Question

A swimming pool appears to be raised by $6\,{\text{m}}$ when viewed normally. What is the refractive index of water if the actual depth of the swimming pool is $24\,{\text{m}}$?
A. 1.44
B. 1.33
C. 1.56
D. 1.76

Answer 1

Calculate the apparent depth of the swimming pool using the formula relating real depth and raised depth. Then use the formula of refractive index of a medium which is in terms of the actual depth and apparent depth.

Formula used:
The apparent depth of an object in a medium is equal to the subtraction of the real (actual) depth of the object and the raised depth of the object when viewed normally.
${\text{Apparent depth}} = \left( {{\text{Real depth}}} \right) - \left( {{\text{Raised depth}}} \right)$ …… (1)
The refractive index $\mu$ of a medium is given by
$\mu = \dfrac{{{\text{Real depth}}}}{{{\text{Apparent depth}}}}$ …… (2)

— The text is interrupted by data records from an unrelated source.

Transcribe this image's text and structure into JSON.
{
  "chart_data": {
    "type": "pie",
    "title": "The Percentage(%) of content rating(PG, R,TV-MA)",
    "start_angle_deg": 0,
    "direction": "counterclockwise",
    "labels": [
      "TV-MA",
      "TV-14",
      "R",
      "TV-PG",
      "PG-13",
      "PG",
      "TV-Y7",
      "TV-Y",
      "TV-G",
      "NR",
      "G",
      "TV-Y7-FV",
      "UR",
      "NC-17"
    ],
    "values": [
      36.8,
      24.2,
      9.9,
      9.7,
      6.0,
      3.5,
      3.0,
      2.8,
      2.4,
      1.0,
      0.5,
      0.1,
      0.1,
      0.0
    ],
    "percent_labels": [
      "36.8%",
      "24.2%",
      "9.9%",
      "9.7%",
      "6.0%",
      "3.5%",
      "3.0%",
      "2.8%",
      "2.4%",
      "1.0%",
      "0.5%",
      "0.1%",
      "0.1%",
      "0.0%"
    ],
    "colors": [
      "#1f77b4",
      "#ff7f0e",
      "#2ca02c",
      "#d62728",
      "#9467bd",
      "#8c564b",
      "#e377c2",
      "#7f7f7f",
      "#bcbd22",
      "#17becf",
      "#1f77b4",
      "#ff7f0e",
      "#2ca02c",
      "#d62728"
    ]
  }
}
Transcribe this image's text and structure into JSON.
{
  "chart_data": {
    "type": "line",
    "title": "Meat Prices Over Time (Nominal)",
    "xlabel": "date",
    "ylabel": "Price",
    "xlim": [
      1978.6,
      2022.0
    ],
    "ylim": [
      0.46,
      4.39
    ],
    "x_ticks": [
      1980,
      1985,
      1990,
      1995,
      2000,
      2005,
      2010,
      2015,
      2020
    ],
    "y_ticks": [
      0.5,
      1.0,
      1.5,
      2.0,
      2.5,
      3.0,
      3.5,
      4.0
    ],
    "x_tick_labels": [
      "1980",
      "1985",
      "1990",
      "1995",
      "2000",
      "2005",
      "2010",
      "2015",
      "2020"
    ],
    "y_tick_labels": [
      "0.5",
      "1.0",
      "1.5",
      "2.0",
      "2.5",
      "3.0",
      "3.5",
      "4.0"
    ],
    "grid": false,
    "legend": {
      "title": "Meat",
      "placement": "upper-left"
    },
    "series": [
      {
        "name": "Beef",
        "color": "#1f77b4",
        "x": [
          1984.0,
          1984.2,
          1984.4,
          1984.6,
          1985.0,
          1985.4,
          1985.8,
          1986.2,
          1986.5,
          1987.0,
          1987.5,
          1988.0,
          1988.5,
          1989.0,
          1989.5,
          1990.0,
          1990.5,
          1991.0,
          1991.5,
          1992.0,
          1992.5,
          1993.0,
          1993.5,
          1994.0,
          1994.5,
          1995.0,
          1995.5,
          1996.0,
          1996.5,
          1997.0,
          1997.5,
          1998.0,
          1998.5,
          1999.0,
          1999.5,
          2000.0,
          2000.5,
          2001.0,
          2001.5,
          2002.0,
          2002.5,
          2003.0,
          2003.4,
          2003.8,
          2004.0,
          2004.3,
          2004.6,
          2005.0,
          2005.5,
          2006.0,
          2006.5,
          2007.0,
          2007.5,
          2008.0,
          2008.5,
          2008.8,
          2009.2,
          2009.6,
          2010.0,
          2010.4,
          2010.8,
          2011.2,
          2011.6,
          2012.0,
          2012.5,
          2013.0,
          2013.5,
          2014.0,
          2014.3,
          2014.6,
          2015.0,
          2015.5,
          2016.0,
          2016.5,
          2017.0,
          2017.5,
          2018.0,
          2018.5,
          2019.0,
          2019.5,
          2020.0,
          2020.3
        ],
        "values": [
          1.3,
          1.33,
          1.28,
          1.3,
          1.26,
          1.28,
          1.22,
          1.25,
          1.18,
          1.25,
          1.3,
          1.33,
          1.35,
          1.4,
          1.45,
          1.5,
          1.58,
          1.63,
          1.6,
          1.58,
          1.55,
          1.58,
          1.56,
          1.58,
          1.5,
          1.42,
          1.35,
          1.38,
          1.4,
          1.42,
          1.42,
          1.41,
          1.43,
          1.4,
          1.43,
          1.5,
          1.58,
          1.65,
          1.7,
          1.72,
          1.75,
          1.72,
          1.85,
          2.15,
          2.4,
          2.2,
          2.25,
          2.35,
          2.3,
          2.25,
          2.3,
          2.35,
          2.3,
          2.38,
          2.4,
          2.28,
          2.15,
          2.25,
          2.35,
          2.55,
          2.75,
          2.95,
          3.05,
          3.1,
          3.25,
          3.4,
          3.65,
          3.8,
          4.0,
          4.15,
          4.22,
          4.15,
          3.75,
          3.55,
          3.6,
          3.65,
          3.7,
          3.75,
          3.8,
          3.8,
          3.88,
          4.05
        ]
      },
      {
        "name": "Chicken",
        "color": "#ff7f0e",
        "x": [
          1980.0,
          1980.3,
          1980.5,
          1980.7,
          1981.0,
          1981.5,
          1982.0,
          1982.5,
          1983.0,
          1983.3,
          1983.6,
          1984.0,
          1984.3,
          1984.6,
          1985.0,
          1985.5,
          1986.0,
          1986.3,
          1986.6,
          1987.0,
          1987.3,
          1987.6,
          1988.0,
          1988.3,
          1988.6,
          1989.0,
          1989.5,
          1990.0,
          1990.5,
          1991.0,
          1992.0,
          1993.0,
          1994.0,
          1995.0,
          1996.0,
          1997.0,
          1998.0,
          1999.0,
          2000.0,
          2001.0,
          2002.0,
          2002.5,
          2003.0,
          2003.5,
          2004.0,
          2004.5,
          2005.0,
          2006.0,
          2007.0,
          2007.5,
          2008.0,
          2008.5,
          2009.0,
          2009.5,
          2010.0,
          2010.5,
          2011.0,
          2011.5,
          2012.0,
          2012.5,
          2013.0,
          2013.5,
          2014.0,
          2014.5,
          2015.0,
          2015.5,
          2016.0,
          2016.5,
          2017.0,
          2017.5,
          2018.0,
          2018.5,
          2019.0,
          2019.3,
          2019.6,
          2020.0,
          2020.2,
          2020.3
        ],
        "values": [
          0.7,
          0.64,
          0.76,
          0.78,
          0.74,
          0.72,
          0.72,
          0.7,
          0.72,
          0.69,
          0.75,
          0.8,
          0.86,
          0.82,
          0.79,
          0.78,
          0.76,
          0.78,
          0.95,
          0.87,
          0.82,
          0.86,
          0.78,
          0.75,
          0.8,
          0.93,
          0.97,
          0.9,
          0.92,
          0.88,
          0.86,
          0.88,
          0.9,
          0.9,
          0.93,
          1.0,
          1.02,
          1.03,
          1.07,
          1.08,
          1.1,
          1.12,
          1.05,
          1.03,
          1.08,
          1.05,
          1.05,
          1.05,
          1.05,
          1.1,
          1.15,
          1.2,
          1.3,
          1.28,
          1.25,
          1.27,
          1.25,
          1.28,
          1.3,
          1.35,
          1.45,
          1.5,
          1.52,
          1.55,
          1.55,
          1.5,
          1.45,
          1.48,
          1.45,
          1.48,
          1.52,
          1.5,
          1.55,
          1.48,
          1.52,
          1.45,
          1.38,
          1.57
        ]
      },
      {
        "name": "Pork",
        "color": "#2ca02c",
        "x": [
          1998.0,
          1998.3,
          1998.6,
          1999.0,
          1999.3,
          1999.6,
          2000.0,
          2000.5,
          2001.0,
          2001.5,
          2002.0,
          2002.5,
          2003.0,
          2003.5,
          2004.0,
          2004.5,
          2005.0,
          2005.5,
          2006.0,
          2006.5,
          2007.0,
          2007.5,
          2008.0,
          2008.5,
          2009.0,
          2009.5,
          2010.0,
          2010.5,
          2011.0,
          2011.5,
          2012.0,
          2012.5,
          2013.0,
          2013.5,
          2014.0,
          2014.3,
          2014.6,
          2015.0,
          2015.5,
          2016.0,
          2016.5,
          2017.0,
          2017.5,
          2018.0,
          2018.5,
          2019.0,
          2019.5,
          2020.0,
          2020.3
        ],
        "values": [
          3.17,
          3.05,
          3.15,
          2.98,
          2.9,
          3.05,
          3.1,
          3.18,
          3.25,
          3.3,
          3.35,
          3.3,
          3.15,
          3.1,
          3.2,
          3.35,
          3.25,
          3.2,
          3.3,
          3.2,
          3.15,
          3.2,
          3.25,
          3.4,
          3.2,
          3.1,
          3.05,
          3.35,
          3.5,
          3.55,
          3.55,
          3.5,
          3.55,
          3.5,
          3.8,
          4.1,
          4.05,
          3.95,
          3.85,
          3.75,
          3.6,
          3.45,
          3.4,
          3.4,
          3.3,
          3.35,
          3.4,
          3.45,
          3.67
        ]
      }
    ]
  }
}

Complete step by step answer:
The actual depth of an object is the depth of the object from the surface measured with a real ruler or any other measuring equipment.
The apparent depth of an object in a denser medium is the depth of the object when seen from a rarer medium.
The value of the apparent depth of an object is always less than the real depth of the object.
The actual depth of the swimming pool is $24\,{\text{m}}$ and it appears to be raised by $6\,{\text{m}}$ when viewed normally.
Calculate the apparent depth of the swimming pool.
Substitute $24\,{\text{m}}$ for ${\text{Real depth}}$ and $6\,{\text{m}}$ for ${\text{Raised depth}}$ in equation (1).
${\text{Apparent depth}} = \left( {24\,{\text{m}}} \right) - \left( {6\,{\text{m}}} \right)$
$\Rightarrow {\text{Apparent depth}} = 18\,{\text{m}}$

Hence, the apparent depth of the swimming pool when viewed normally is $18\,{\text{m}}$.
Now, calculate the refractive index of the water.
Substitute $24\,{\text{m}}$ for ${\text{Real depth}}$ and $18\,{\text{m}}$ for ${\text{Apparent depth}}$ in equation (2).
$\mu = \dfrac{{24\,{\text{m}}}}{{18\,{\text{m}}}}$
$\Rightarrow \mu = 1.33$
Therefore, the refractive index of the water is $1.33$.

So, the correct answer is “Option B”.

Note:
The apparent depth of the swimming pool is less than the actual depth because the light undergoes refraction at the water surface boundary (air-water interface).